At Thu, 13 Dec 2012 08:58:09 +0100, Bent Bisballe Nyeng wrote:
On 12/12/12 20:11, Takashi Iwai wrote:
At Wed, 12 Dec 2012 19:30:58 +0100, Bent Bisballe Nyeng wrote:
On 12/12/12 15:51, Takashi Iwai wrote:
At Wed, 12 Dec 2012 15:45:46 +0100, Bent Bisballe Nyeng wrote:
On 12/12/12 15:25, Takashi Iwai wrote:
At Wed, 12 Dec 2012 14:14:57 +0100, Bent Bisballe Nyeng wrote: > > On 12/12/12 14:05, Clemens Ladisch wrote: >> Bent Bisballe Nyeng wrote: >>> When recording, audible clicking sounds are present in the resulting >>> audio data. >>> >>> The corruption are composed of approximately 10 samples, and the >>> nature of the corrupted values are such that they could come from an >>> earlier buffer (the corrupted data resemble wav forms). >> >> This looks like a problem with your HDA controller; either the memory >> bus is overloaded so that some writes are dropped, or the hardware is >> just buggy. >> >> >> Regards, >> Clemens > > I tried to record some audio using windows 7 and here the noise was not > present indicating that it is not buggy hardware. > > Also, the system was not under load when the arecord call was made so if > the memory bus was overloaded I need another way to verify this. > > Are there any additional (useful) debugging info I can subtract from the > system that will help aiding the debugging process?
Which sound backend are you using at all?

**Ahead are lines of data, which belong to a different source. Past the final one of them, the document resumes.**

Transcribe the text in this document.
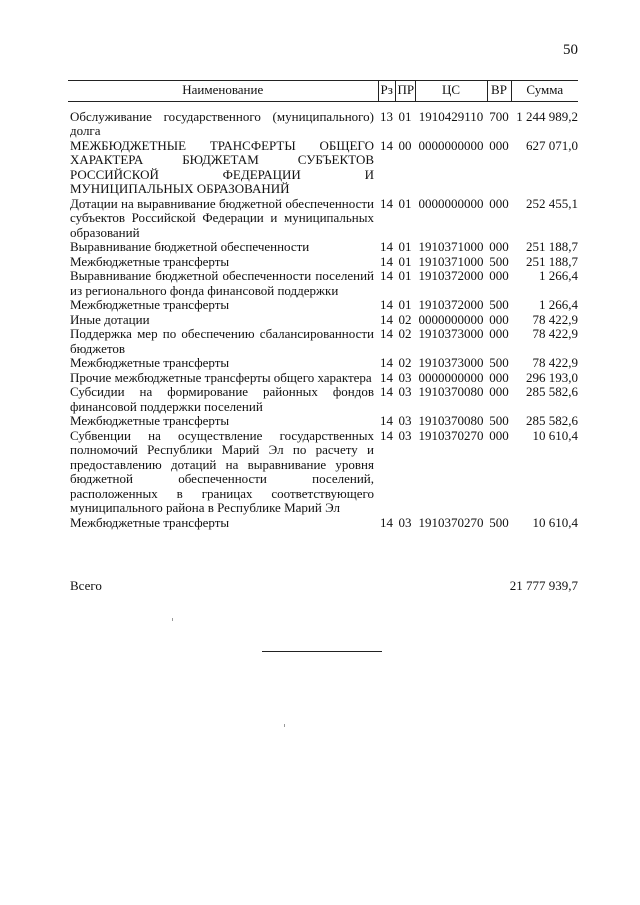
50
Наименование	Рз	ПР	ЦС	ВР	Сумма
Обслуживание государственного (муниципального) долга	13	01	1910429110	700	1 244 989,2
МЕЖБЮДЖЕТНЫЕ ТРАНСФЕРТЫ ОБЩЕГО ХАРАКТЕРА БЮДЖЕТАМ СУБЪЕКТОВ РОССИЙСКОЙ ФЕДЕРАЦИИ И МУНИЦИПАЛЬНЫХ ОБРАЗОВАНИЙ	14	00	0000000000	000	627 071,0
Дотации на выравнивание бюджетной обеспеченности субъектов Российской Федерации и муниципальных образований	14	01	0000000000	000	252 455,1
Выравнивание бюджетной обеспеченности	14	01	1910371000	000	251 188,7
Межбюджетные трансферты	14	01	1910371000	500	251 188,7
Выравнивание бюджетной обеспеченности поселений из регионального фонда финансовой поддержки	14	01	1910372000	000	1 266,4
Межбюджетные трансферты	14	01	1910372000	500	1 266,4
Иные дотации	14	02	0000000000	000	78 422,9
Поддержка мер по обеспечению сбалансированности бюджетов	14	02	1910373000	000	78 422,9
Межбюджетные трансферты	14	02	1910373000	500	78 422,9
Прочие межбюджетные трансферты общего характера	14	03	0000000000	000	296 193,0
Субсидии на формирование районных фондов финансовой поддержки поселений	14	03	1910370080	000	285 582,6
Межбюджетные трансферты	14	03	1910370080	500	285 582,6
Субвенции на осуществление государственных полномочий Республики Марий Эл по расчету и предоставлению дотаций на выравнивание уровня бюджетной обеспеченности поселений, расположенных в границах соответствующего муниципального района в Республике Марий Эл	14	03	1910370270	000	10 610,4
Межбюджетные трансферты	14	03	1910370270	500	10 610,4
Всего	21 777 939,7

Does the problem appear if you run with -Dhw for arecord?
If it's using dsnoop or PulseAudio, the accuracy of DMA position reporting plays a big role. In that case, changing position_fix option cures often.
Takashi
There are no sound servers installed on the pc in question (it is a 'lean' pc) so arecord should be using the hardware directly already.
If you are using alsa-lib as is, it must be using dsnoop as default, which is pretty different from hw.
Takashi
Running arecord with -Dhw did not solve the issue.
I played around with the buffer-size and have concluded that even with a very large buffer the ticks are still present, precisely one tick per buffer. This results in fever ticks with greater buffer sizes, but ticks non-the-less.
Are there any special kernel parameters that I should set in order to make audio smooth?
As I wrote, check position_fix option.
Takashi
Setting the position_fix=2 (use the position-buffer) did the trick. It now records nice and smooth.
Thank you very much for your help Takashi.
In the kernel documentation on the intel hda driver it is described that the position_fix parameter defaults to using the position_buffer, but falls back to the LPIB register if the position_buffer appears dead.
Does this mean that on my specific chip the position_buffer seems dead even though it isn't and the LPIB register doesn't work correctly?
It might be that the driver chooses a different default mode, depending on the controller. For example, the latest driver chooses position_fix=1 as default for Poulsbo (8086:811b) and Oaktrail (8086:080a), or for AMD chips.
Furthermore it is not clear to me what (if any?) the difference between the default value 0 and the value 2? Does 2 read the position-buffer without mmap and are therefore more CPU hungry than 0?
The mode 0 lets the driver check the validity of the position-buffer read then switch automatically to LPIB if it looks incorrect. Meanwhile the mode 2 is fixed to the position-buffer no matter what value is read.
The choice of position-buffer or LPIB register isn't about the performance. It's whether you can get the right value or not.